JavaScript is a very forgiving language. It’s easy to write code that runs but has mistakes in it.
In this article, we’ll look at more useless code that we should remove, including useless catch
clauses, concatenation, escape characters, useless comments, void
operator and return
statements.
No Useless catch Clauses
catch
clauses that are useless just add extra bloat to our code and don’t do anything useful.
Therefore, we shouldn’t include them in our code. An example includes a catch
clause that just throws the exception again:
try {
foo();
} catch (e) {
throw e;
}
Instead, we should do something in our catch
clause to make it actually useful.
For instance, we may run something to handle the error before rethrowing the error as follows:
try {
foo();
} catch (e) {
handleError(e);
throw e;
}
This way, the catch
block actually does something rather than just rethrowing the error, which is redundant because we don’t need to wrap our code with try...catch
just to rethrow an error.
The error will be thrown with or without it.
No Unnecessary Concatenation of Strings
It’s useless to concatenate 2 strings together as we do in the following code:
const foo = 'x' + 'y';
In the code above, both operands are strings. We only concatenate if we concatenate expressions like variables or anything else that aren’t constant strings.
We can simplify the example above to:
const foo = 'xy';
It’s much shorter and we don’t have a useless operator in between the 2 strings.
If we have some expression in between the strings or a string with an expression, then they’re also good use of the concatenation operator.
For instance, if we have:
const a = 1;
const foo = 'x' + a;
or:
const a = 1;
const foo = 'x' + a + 'y';
Then they’re good uses of the concatenation operator since we have a variable a
within the chain of concatenations.
No Useless Escape Usage
Useless escape characters should be removed from our code.
Examples of this include strings or regex that only have escape characters in them like:
"'";
/!/;
Instead, we should either remove them or make them useful by including other characters in them:
"'foo";
/!foo/;
No Redundant return Statements
In a JavaScript function, a return;
statement with nothing after it is useless.
For instance, if we have the following function:
const foo = () => {
console.log('foo');
return;
}
Then the return;
statement is useless since the function would end with or without the return
statement.
Instead, we should either remove it or make it do something like:
const foo = () => {
return 'foo';
}
Don’t Use the void Operator
The void
operator always return undefined
. Therefore, it’s pretty useless in most cases in our JavaScript code.
In ES5, undefined
values are mutable and the void
operator lets us make sure that we get a real undefined
value in our code.
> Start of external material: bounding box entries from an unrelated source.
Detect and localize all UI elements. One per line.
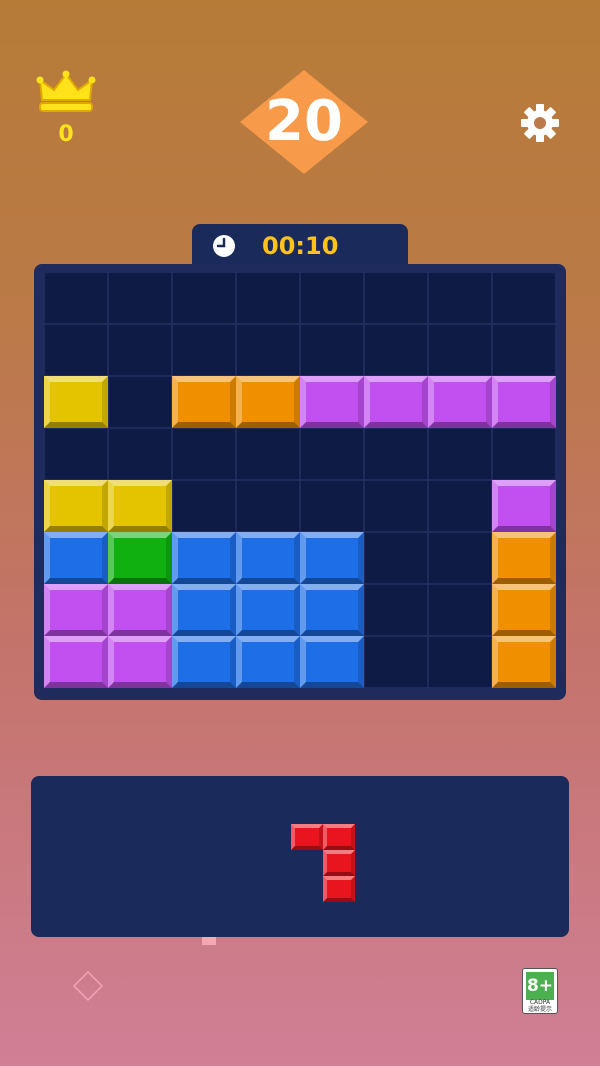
board-cell-empty[interactable] <box>301 273 363 323</box>
board-cell-empty[interactable] <box>365 481 427 531</box>
block-orange <box>492 584 556 636</box>
piece-block-red[interactable] <box>291 824 323 850</box>
block-orange <box>492 636 556 688</box>
block-blue <box>300 636 364 688</box>
block-purple <box>44 584 108 636</box>
block-purple <box>492 480 556 532</box>
board-cell-empty[interactable] <box>493 273 555 323</box>
timer-panel: 00:10 <box>192 224 408 268</box>
board-cell-empty[interactable] <box>173 481 235 531</box>
block-purple <box>108 584 172 636</box>
block-orange <box>172 376 236 428</box>
board-cell-empty[interactable] <box>109 377 171 427</box>
board-cell-empty[interactable] <box>173 273 235 323</box>
page-indicator <box>202 937 216 945</box>
crown-icon <box>36 70 96 112</box>
block-blue <box>172 584 236 636</box>
board-cell-empty[interactable] <box>493 325 555 375</box>
age-rating-box: 8+ <box>526 972 554 1000</box>
board-cell-empty[interactable] <box>301 481 363 531</box>
block-blue <box>44 532 108 584</box>
board-cell-empty[interactable] <box>237 273 299 323</box>
block-orange <box>236 376 300 428</box>
board-cell-empty[interactable] <box>173 325 235 375</box>
board-cell-empty[interactable] <box>365 273 427 323</box>
timer-value: 00:10 <box>262 232 339 260</box>
game-board[interactable] <box>34 264 566 700</box>
block-purple <box>492 376 556 428</box>
block-blue <box>300 584 364 636</box>
block-blue <box>172 636 236 688</box>
board-cell-empty[interactable] <box>237 429 299 479</box>
board-cell-empty[interactable] <box>365 585 427 635</box>
block-yellow <box>44 376 108 428</box>
block-blue <box>172 532 236 584</box>
board-cell-empty[interactable] <box>429 429 491 479</box>
block-purple <box>108 636 172 688</box>
board-cell-empty[interactable] <box>45 273 107 323</box>
board-cell-empty[interactable] <box>429 585 491 635</box>
block-yellow <box>108 480 172 532</box>
block-purple <box>428 376 492 428</box>
board-cell-empty[interactable] <box>365 637 427 687</box>
board-cell-empty[interactable] <box>237 481 299 531</box>
diamond-icon[interactable] <box>72 970 104 1002</box>
piece-block-red[interactable] <box>323 824 355 850</box>
age-rating-label: 8+ <box>526 976 554 996</box>
board-cell-empty[interactable] <box>429 481 491 531</box>
block-blue <box>300 532 364 584</box>
board-cell-empty[interactable] <box>429 325 491 375</box>
board-cell-empty[interactable] <box>365 325 427 375</box>
gear-icon[interactable] <box>520 103 560 143</box>
score-badge: 20 <box>240 70 368 174</box>
board-cell-empty[interactable] <box>45 429 107 479</box>
board-cell-empty[interactable] <box>109 273 171 323</box>
board-cell-empty[interactable] <box>237 325 299 375</box>
block-blue <box>236 636 300 688</box>
board-cell-empty[interactable] <box>301 325 363 375</box>
best-score: 0 <box>58 122 74 147</box>
board-cell-empty[interactable] <box>429 533 491 583</box>
age-rating-badge: 8+ CADPA 适龄提示 <box>522 968 558 1014</box>
block-purple <box>44 636 108 688</box>
block-blue <box>236 584 300 636</box>
board-cell-empty[interactable] <box>173 429 235 479</box>
board-cell-empty[interactable] <box>429 637 491 687</box>
board-cell-empty[interactable] <box>109 429 171 479</box>
clock-icon <box>213 235 235 257</box>
board-cell-empty[interactable] <box>429 273 491 323</box>
block-green <box>108 532 172 584</box>
age-rating-note: 适龄提示 <box>527 1006 552 1013</box>
board-cell-empty[interactable] <box>365 429 427 479</box>
block-purple <box>300 376 364 428</box>
board-cell-empty[interactable] <box>109 325 171 375</box>
block-yellow <box>44 480 108 532</box>
board-cell-empty[interactable] <box>365 533 427 583</box>
block-orange <box>492 532 556 584</box>
piece-block-red[interactable] <box>323 850 355 876</box>
board-cell-empty[interactable] <box>45 325 107 375</box>
block-blue <box>236 532 300 584</box>
board-cell-empty[interactable] <box>493 429 555 479</box>
piece-block-red[interactable] <box>323 876 355 902</box>
piece-tray[interactable] <box>31 776 569 937</box>
board-cell-empty[interactable] <box>301 429 363 479</box>
block-purple <box>364 376 428 428</box>
score-value: 20 <box>265 89 343 154</box>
However, this use case is obsolete now.
Therefore, we shouldn’t use the void
operator.
For instance, the following code is bad:
const foo = void 1;
We should just use undefined
if we want to use it as follows:
const foo = undefined;
Remove Warning Comments
Warning comments shouldn’t be in production code. It indicates that the code is incomplete or has issues.
Therefore, the comments should be removed and the code should be fixed before going to production.
Examples of warning comments include:
// TODO: fix this
// FIXME: bad code
The comments above shouldn’t be in our code and the issues in the comments should be addressed.
Conclusion
Useless catch
clauses are ones that just rethrow the error. We can do that without wrapping our code in try...catch
, so it’s just useless code.
We should either remove the try...catch
or put some code that handles the error in the catch
block.
Redundant return
statements are ones that don’t do anything at the end of the function.
They should either return something or be removed.
The void
operator always returns undefined
, so we should just use undefined
and remove the void
operator.
Finally, warning comments like todo and fix-me comments should be removed and the issues in the comments should be addressed.